Studies of uptake and subcellular distribution of AL, Cd and Pb showed that in serum-free media all three cell lines exhibited a non-saturatable uptake of the metals against a concentration gradient. Al and Cd uptake was completely prevented in the presence of 10% FCS (vol/vol). The majority of metals taken up was located in the nuclear fraction (>40%) with small but significant (p<0.001) amounts in the mitochondrial (>7%) and cytosolic (>5%) fractions.

Porphyrinogenicity of metals (Al, Cd and Pb) and organic substances (HCB, lindane and DDC) have been studied in the cell cultures and the methodology resulted from these techniques were applied to human bone marrow samples.

The amount of PP accumulated by 707B, K562 and human bone marrow mononuclear cells increased with increasing Al (up to 10 µmol/1) and Cd (up to 25 µmol/1) concentrations as cellular haem declined. Al at 10 µmol/l and Cd at 25 µmol/1 increased PP accumulation 2-fold. On the other hand, when these cells were challenged with 25 µmol/l Pb, they exhibited 3-fold, 4-fold and' approx 2-fold increase in PP, Copro and c8 - c5 porphyrins, respectively. The increase in PP, which occurred mainly in the cells was about equal to the decrease in cellular haem. Copro accumulated mainly in the media.

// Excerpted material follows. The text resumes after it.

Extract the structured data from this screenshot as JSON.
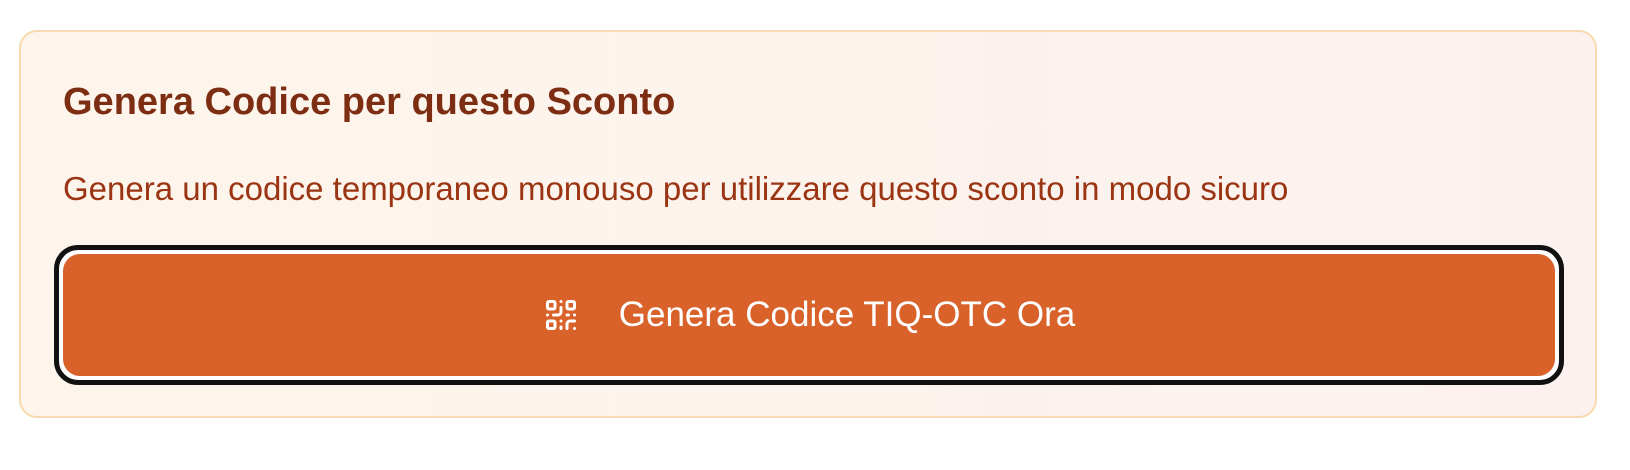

Pretreatment of HepG2 cells with either HCB of lindane resulted in the accumulation of mainly Uro and heptacarboxyporphyrin in a dose-dependent manner which coincided with an equivalent decrease in PP. At 10 µmol/l both chemicals increased c8 -c5 porphyrin accumulation 10-fold, over control values.

The addition of up to 10 µmol/l DDC to the 707B of HepG2 cells produced a 3-fold rise In PP accumulation, which coincided with an equivalent decrease in cellular haem.

It was concluded that, porphyrin patterns may serve as a guide to which enzyme of haem. biosynthesis is inhibited in cell cultures, and that the K562, 707B and HepG2 cell lines are valid model systems for studying the porphyrinogenicity of metals and organic substances.